After the concept stage, the designs were handed over to one of the 3D character artists. There were three of us on Guitar Hero III: Legends of Rock including Mike Friedrich, Jason Maynard, and I. We began each character by modeling a low-poly base mesh in 3ds Max. This mesh would be similar to the final one used in the game, though [it] was more of a base model used to sculpt with in Zbrush. In Zbrush, we would subdivide and sculpt our high-poly detail mesh. Sometimes more high-poly details were created in 3ds Max, such as jewelry and belts. Frequently, our high-poly meshes ended up being more than six million polygons.

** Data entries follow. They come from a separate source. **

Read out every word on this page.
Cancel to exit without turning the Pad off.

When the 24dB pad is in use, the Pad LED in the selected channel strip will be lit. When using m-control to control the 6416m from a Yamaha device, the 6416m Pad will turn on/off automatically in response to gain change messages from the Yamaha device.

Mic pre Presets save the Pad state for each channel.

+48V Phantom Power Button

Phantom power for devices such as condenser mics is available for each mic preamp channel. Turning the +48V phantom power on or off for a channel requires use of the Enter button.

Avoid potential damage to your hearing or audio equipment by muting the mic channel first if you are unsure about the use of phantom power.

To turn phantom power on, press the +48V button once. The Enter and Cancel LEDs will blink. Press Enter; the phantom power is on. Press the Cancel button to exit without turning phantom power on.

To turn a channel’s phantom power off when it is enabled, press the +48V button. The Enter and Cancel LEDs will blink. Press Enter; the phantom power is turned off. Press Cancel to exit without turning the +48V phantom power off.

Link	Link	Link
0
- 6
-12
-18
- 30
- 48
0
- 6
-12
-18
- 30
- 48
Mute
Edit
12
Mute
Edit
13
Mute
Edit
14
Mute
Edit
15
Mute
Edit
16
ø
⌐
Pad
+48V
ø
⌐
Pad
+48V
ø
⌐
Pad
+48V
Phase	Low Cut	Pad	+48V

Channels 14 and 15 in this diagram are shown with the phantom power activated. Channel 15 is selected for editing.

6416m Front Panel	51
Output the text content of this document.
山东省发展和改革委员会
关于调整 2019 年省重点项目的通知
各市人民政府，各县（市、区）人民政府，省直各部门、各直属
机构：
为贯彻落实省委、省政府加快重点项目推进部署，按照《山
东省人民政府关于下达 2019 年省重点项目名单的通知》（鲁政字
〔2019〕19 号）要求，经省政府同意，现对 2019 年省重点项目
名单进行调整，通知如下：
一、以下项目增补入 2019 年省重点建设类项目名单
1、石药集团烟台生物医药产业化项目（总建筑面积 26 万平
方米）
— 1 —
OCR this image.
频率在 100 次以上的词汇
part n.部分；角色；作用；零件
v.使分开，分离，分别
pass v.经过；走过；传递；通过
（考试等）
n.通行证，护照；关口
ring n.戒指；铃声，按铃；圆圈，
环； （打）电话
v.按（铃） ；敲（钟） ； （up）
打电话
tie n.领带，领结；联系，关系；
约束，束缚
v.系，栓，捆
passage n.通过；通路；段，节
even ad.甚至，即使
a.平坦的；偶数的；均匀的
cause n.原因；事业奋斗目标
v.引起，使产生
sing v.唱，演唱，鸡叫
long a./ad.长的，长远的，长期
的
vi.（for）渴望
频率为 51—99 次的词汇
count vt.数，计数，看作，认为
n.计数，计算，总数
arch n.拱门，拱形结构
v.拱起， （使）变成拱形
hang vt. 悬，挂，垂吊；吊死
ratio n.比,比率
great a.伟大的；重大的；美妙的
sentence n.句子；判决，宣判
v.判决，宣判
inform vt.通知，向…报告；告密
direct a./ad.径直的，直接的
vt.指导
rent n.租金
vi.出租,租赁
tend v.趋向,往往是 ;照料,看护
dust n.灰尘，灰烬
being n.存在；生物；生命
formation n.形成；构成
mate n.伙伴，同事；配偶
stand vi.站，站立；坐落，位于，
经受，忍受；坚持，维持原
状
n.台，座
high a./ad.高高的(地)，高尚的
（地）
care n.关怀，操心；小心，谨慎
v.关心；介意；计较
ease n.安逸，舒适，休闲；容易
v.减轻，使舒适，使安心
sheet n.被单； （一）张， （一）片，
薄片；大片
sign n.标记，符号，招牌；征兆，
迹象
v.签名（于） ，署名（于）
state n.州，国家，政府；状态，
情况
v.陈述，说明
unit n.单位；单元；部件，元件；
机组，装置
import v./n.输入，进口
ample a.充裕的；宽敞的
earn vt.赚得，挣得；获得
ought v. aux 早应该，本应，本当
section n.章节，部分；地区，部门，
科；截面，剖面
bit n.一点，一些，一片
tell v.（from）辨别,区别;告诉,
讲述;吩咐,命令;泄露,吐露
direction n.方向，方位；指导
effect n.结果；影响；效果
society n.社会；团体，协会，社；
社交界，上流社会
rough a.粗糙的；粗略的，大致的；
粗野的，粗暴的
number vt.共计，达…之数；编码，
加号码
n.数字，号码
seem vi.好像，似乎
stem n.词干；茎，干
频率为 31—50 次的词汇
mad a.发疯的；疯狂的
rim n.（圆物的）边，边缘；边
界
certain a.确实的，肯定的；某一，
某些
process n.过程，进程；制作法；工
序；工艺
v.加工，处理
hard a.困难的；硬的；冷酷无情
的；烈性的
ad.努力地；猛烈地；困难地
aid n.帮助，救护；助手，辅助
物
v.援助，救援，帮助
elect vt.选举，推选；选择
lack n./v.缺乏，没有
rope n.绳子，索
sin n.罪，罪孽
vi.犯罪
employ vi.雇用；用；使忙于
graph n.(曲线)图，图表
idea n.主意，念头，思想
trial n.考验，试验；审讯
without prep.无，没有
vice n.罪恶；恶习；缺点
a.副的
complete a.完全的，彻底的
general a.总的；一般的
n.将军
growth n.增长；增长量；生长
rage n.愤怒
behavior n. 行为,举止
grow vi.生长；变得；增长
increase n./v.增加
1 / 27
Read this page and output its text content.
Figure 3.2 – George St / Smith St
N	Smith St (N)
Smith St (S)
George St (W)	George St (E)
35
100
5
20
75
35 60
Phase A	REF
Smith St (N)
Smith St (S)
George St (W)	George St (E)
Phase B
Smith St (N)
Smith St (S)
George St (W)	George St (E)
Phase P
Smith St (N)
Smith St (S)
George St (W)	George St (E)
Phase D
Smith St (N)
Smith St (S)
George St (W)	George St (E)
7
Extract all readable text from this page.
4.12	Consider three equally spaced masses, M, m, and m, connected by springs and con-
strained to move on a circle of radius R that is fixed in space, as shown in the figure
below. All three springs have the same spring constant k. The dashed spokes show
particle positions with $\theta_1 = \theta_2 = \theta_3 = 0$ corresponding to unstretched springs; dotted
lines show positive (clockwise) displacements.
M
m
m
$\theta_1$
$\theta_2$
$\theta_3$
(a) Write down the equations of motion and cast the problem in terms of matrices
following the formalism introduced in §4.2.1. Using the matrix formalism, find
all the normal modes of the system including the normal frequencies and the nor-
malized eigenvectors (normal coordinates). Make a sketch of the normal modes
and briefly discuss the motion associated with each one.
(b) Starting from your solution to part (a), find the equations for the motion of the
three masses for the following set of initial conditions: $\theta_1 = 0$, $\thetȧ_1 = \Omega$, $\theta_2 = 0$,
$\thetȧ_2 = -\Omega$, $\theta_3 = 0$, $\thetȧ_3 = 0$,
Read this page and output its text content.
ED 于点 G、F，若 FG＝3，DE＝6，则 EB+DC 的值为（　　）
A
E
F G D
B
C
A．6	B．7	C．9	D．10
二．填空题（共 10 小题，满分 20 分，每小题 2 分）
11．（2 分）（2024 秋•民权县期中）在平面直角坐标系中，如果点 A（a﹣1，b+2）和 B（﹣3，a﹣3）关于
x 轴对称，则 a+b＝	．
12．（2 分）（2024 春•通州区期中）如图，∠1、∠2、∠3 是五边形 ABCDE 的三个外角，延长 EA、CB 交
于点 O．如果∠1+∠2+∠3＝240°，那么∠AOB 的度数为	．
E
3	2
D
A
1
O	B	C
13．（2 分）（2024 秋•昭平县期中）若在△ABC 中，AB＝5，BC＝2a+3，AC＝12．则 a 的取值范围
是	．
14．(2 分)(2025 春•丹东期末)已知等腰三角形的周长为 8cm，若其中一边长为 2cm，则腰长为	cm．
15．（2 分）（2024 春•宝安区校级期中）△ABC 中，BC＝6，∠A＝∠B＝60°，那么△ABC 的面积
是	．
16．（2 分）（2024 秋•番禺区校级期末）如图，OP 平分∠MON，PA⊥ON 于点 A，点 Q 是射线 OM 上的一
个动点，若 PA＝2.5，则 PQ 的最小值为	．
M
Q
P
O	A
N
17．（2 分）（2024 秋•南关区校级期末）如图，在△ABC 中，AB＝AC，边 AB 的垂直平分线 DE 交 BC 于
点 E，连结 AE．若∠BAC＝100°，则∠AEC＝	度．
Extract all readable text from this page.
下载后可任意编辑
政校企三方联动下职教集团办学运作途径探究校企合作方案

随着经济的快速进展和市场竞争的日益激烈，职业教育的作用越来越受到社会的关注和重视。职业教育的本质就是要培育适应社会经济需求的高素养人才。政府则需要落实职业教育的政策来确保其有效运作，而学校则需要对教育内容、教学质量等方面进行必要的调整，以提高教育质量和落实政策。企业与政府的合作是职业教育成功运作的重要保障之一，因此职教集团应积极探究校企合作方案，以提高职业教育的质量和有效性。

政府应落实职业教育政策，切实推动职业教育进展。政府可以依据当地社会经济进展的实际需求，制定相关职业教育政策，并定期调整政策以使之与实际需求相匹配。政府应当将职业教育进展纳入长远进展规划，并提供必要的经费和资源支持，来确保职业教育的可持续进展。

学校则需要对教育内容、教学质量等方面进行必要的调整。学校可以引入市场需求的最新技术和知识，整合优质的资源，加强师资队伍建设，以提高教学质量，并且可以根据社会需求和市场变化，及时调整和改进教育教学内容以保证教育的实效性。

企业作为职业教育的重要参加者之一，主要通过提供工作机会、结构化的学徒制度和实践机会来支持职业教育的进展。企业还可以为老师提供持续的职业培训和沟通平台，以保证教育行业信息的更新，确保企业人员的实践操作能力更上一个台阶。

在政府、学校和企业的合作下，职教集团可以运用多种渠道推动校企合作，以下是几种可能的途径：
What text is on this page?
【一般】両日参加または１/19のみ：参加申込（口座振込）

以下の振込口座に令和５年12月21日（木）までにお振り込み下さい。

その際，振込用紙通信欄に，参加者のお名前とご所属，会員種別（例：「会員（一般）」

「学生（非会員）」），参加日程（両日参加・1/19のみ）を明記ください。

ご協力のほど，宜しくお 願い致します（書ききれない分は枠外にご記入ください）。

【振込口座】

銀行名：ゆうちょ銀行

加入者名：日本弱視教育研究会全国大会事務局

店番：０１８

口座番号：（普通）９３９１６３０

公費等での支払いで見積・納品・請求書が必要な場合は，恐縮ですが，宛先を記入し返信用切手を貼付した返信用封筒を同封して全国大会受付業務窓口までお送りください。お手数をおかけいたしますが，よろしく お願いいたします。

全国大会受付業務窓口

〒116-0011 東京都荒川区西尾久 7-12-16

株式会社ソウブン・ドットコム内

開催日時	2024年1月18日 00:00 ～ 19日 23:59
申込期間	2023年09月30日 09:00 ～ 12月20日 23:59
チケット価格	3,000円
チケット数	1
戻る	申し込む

Once the high-poly modeling was finished, we would finalize the low-poly mesh and bake out our normal maps. From there, we would texture the model using various techniques to make each surface feel as realistic as possible. Our in-game pixel shaders are extremely flexible and go a long way to helping us create a wide variety of materials. These shaders were mostly developed during Tony Hawk's Project 8, so we had the benefit of being able to jump right in and play with settings to fit Guitar Hero's art style from day one.

Welcome back my friends to the show that never ends. We're so glad you could attend…
Welcome back my friends to the show that never ends. We're so glad you could attend…

When the model was done and the texturing was complete, we would create a basic skeleton that represented the character's proportions. This basic skeleton would get handed off to the animation department and a full rig based on those proportions would be generated. This gives every character in Guitar Hero III: Legends of Rock totally unique skeletons and proportions, which was a new experience at Neversoft. We were used to creating one skeleton and basing each character in the game off of those proportions. This method obviously gives us much more variety, and was necessary for this game since the character sizes vary greatly.

Most of the techniques I mention in this diary are industry-standard, and the production staff on the game was very organized, and it helped make our lives much easier when it came to scheduling. In the end, I feel very proud and confident of the art in our game. It was the talent and enthusiasm of the artists involved that made these characters look so great, and it was a pleasure to work with them.